Large Regional Bank | Lexmark United States

Large Regional Bank

SUCCESS STORY

Regional bank turns to Lexmark to consolidate and standardize its print environment while automating workflows and reducing costs.

Discover the: Challenge | Solution | Results

Large Regional Bank

company

This top 50 publicly traded U.S. bank offers a full range of financial products and services through more than 240 banking locations with over 4,600 employees serving approximately 1 million customers. The company’s assets total $34 billion.

Industries

Banking

Products

Data Capture & Extraction, Document Management, Managed Print Services (MPS), Printers & Multifunction Devices, Workflow & Process Management

Challenge

A corporate-wide assessment of the bank’s printers, fax machines and scanners found more than 2,000 varieties of aging devices from a number of different vendors, with responsibility for the fleet divided between the company’s procurement and IT functions. Not all the devices were networked, and their capabilities beyond basic faxing, copying, and printing were going unused.

In addition, the bank opens thousands of accounts each month, requiring the use of more than 100 forms each time. The error rate resulting from manually processing such forms resulted in inefficiencies and backlogs.

Finally, there was no strategic planning related to output costs and opportunities, and potential regulatory and audit issues around documents needed addressing.

Solution

The decision was made to consolidate and standardize the print environment across all the company’s branches and multiple back-office operations.

Lexmark’s on-site quarterly reviews help us understand our performance metrics and our internal customer needs. Lexmark takes the time to listen and hear the needs of its customers loud and clear.
Infrastructure Director

First, the bank decided to standardize its print platform in order to better understand its print output and costs, gain cost efficiencies, better utilize device capabilities, and look at opportunities for process reengineering and increased automation. To do so, leadership also needed to bring together and build consensus among the various stakeholders at the bank that had responsibility for this infrastructure throughout a variety of company departments, including IT and procurement. A cross-functional project team composed of 10–15 people participated in the vendor review and decision process.

After evaluating solutions from multiple vendors, Lexmark was selected to consolidate the fleet of devices and develop more streamlined and efficient workflows.
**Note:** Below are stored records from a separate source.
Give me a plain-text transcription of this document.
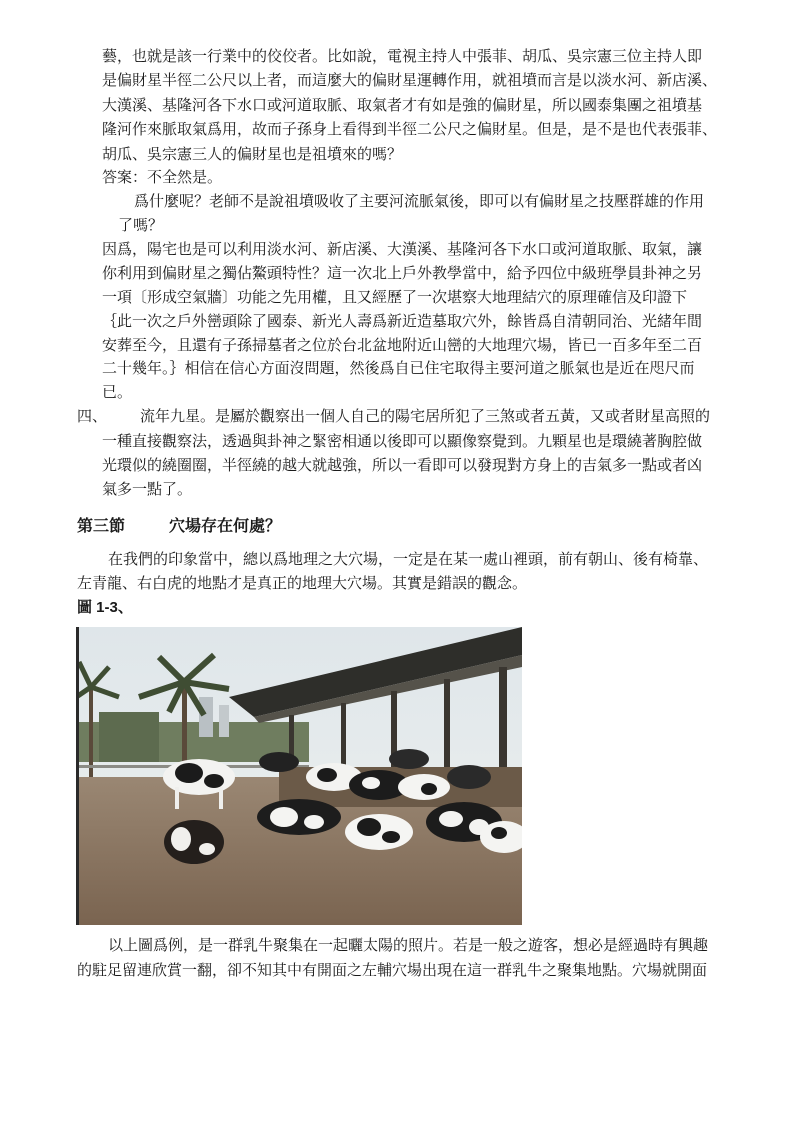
藝，也就是該一行業中的佼佼者。比如說，電視主持人中張菲、胡瓜、吳宗憲三位主持人即
是偏財星半徑二公尺以上者，而這麼大的偏財星運轉作用，就祖墳而言是以淡水河、新店溪、
大漢溪、基隆河各下水口或河道取脈、取氣者才有如是強的偏財星，所以國泰集團之祖墳基
隆河作來脈取氣爲用，故而子孫身上看得到半徑二公尺之偏財星。但是，是不是也代表張菲、
胡瓜、吳宗憲三人的偏財星也是祖墳來的嗎？
答案：不全然是。
爲什麼呢？老師不是說祖墳吸收了主要河流脈氣後，即可以有偏財星之技壓群雄的作用
了嗎？
因爲，陽宅也是可以利用淡水河、新店溪、大漢溪、基隆河各下水口或河道取脈、取氣，讓
你利用到偏財星之獨佔鰲頭特性？這一次北上戶外教學當中，給予四位中級班學員卦神之另
一項〔形成空氣牆〕功能之先用權，且又經歷了一次堪察大地理結穴的原理確信及印證下
｛此一次之戶外巒頭除了國泰、新光人壽爲新近造墓取穴外，餘皆爲自清朝同治、光緒年間
安葬至今，且還有子孫掃墓者之位於台北盆地附近山巒的大地理穴場，皆已一百多年至二百
二十幾年。｝相信在信心方面沒問題，然後爲自已住宅取得主要河道之脈氣也是近在咫尺而
已。
四、	流年九星。是屬於觀察出一個人自己的陽宅居所犯了三煞或者五黃，又或者財星高照的
一種直接觀察法，透過與卦神之緊密相通以後即可以顯像察覺到。九顆星也是環繞著胸腔做
光環似的繞圈圈，半徑繞的越大就越強，所以一看即可以發現對方身上的吉氣多一點或者凶
氣多一點了。
第三節	穴場存在何處？
在我們的印象當中，總以爲地理之大穴場，一定是在某一處山裡頭，前有朝山、後有椅靠、
左青龍、右白虎的地點才是真正的地理大穴場。其實是錯誤的觀念。
圖 1-3、
以上圖爲例，是一群乳牛聚集在一起曬太陽的照片。若是一般之遊客，想必是經過時有興趣
的駐足留連欣賞一翻，卻不知其中有開面之左輔穴場出現在這一群乳牛之聚集地點。穴場就開面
The deployment process included Lexmark providing test devices, site surveys, training and configuration of an automated process for managing toner.

Results

In addition to streamlining the bank’s fleet to improve device-to-headcount ratio, Lexmark was able to reduce the associated costs for energy, paper and toner.

Lexmark really stepped up, and that really helped in the early phases to get off on the right footing. It was very much a collaborative approach.
Infrastructure Director

Workflow was also improved, allowing branch colleagues to scan new account paperwork on an MFP where it is routed to the Lexmark Smart Document Capture solution (LSDC). The documentation is immediately verified against the company’s core banking system while the customer is still in the branch, allowing retail personnel to confirm that a new account has been successfully opened or obtain additional information, if necessary.

A significant percentage of documents are now automatically identified, and this percentage continues to grow, allowing the Account Contracts department to process documents entering their queue in less than a third of the time it took before. In addition, with the integration and auto-verification capabilities of LSDC, the Customer Information File (CIF) department has been able to save hundreds of hours each month on manually validating deposit documents.

The transition has also allowed the collection and compilation of fleet data, providing insights for continuous improvement. In addition, process improvements with Lexmark Smart Document Capture allowed seven classification and five QA FTEs to work on higher-level tasks.

Now, the bank is turning its attention to similar processes that could benefit from this type of technology, while leveraging the system’s capabilities to increase image capture, reduce print volumes and expand mobile printing capabilities.